Malheureusement, au bout d’une demi-heure de parade, les baceux, qui collaient le cortège derrière, se sont mis à matraquer les gens et ont volé un des caddies avec une sono… La police montée et plusieurs dizaines de crs se sont mis à bloquer de part et d’autre la rue solférino et le devant de la manif. Un des gradés de la police nationale nous a demandé de nous disperser alors même que nous étions pris en nasse. A ce moment là, nous n’avons pas été assez réactifs pour surprendre le dispositif policier et protéger le caddie ainsi que les personnes matraquées. Il faut dire que cette forme de carnaval n’était pas des plus propices pour se protéger.

Si la police, désorganisée elle aussi, a été véhémente c’est que nous avons quand même réussi à créer une ambiance favorable à dépasser notre peur des keufs et à faire abstraction d’eux. Peut-être un peu trop…

Cependant le carnaval a permis de prendre la rue pendant quelques instants, en liant le jeu à l’acte politique, ridiculiser la campagne présidentielle en essayant de diffuser une autre parole qui dépasse l’injonction à aller voter.
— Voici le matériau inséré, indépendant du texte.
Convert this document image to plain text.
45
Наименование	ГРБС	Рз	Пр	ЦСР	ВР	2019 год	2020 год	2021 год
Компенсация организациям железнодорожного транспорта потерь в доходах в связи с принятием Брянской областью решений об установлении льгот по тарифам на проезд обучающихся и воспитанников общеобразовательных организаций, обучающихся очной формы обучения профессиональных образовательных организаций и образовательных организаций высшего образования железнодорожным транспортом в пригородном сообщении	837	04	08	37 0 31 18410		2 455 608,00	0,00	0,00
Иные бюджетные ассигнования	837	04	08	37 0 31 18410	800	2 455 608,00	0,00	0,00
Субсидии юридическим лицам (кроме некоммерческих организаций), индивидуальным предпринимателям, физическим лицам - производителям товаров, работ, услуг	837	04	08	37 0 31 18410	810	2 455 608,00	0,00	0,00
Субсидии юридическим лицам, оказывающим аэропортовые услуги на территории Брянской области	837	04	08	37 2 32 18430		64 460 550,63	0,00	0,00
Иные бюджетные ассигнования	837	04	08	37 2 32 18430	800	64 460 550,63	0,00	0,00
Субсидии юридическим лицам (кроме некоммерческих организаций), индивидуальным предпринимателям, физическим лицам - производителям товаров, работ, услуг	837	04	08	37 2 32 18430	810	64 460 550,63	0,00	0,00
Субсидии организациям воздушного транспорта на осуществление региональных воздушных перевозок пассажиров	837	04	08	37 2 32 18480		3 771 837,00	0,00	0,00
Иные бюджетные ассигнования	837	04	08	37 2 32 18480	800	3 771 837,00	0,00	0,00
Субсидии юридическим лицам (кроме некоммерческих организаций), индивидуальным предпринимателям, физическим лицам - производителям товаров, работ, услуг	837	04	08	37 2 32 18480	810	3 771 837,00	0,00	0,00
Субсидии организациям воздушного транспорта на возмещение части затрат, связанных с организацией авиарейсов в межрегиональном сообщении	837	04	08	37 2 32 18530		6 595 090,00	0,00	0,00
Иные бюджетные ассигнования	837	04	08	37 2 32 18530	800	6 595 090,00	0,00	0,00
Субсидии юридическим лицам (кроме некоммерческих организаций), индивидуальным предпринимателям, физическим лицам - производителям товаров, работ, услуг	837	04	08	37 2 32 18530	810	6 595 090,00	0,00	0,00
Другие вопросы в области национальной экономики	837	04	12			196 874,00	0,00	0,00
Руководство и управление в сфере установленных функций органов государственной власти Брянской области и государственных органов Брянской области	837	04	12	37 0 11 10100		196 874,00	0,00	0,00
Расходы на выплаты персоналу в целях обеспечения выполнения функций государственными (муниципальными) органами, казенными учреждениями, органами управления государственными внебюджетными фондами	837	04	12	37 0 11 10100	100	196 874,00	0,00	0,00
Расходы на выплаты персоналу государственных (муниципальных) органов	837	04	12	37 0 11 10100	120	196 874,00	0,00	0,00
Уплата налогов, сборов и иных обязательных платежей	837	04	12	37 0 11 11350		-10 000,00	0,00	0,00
Malgré les tentatives de dispersion de la part des keufs, le cortége s’est tenu soudé jusqu’au bout en repartant en direction de wazemmes. Le carnaval est retourné joyeusement entre slogans antikeufs et batoukada sur la place, et les gens ont pu retrouver l’isoloir, installé au début de la fête, pour se changer tranquillement à l’abris des regards indiscrets des flics.

Nous pensons que, malgré les humiliations de la police, il faut continuer dans cette voie, à expérimenter d’autres formes d’apparitions politiques – qui puissent en même temps dépasser nos peurs de façon collective, et en même temps pouvoir se défendre contre les attaques de la police – pour porter un discours offensif contre la politique classique.
Assemblée de lutte pour continuer la contre-campagne et préparer le soir du premier tour le 13 avril à 18h30 à la bourse du travail !

A bientôt dans la rue !
Quelques ingouvernables.

Tract distribué pendant le carnaval du 1 avril

Aujourd’hui je fais ce qui me plaît. Devinez qui je suis
Derrière mon loup j’embrase qui je veux. Aujourd’hui tout est permis.

Historiquement, Carnaval fête la fin de l’hiver, la fin de la dormance, la fin d’une saison austère, l’arrivée d’un renouveau. A travers déguisements et masques, il est un temps de transgression de l’ordinaire, de renversement des places et des hiérarchies. Il est une brèche temporelle, durant laquelle se défoulent les êtres comme pour libérer un trop plein d’attente, de résignation. Les sauvages reprennent un temps les rues de leurs villes et villages et laissent cours à leurs inavouables penchants. Les maîtres sont parfois rossés, on interdit le travail pendant quelques jours, on ripaille et on s’enivre sans limites. On danse et chante devant le feu symbolique sensé immoler ce que l’on a le plus détesté de l’année… Aujourd’hui, dans la fête, nous voulons chahuter le pouvoir, où qu’il se trouve. Chambouler la mascarade présidentielle, la ridiculiser même si à vrai dire, elle n’a pas vraiment besoin de nous pour ça. Des pantins qui se disputent la tête d’affiche, s’alpaguent et s’invectivent sur des plateaux télés tel Jacquouille La Fripouille face à Godefroy de Montmiraïl ; des commentateurs de paris, en transe derrière leurs tableaux de sondage : la grande loterie peut commencer.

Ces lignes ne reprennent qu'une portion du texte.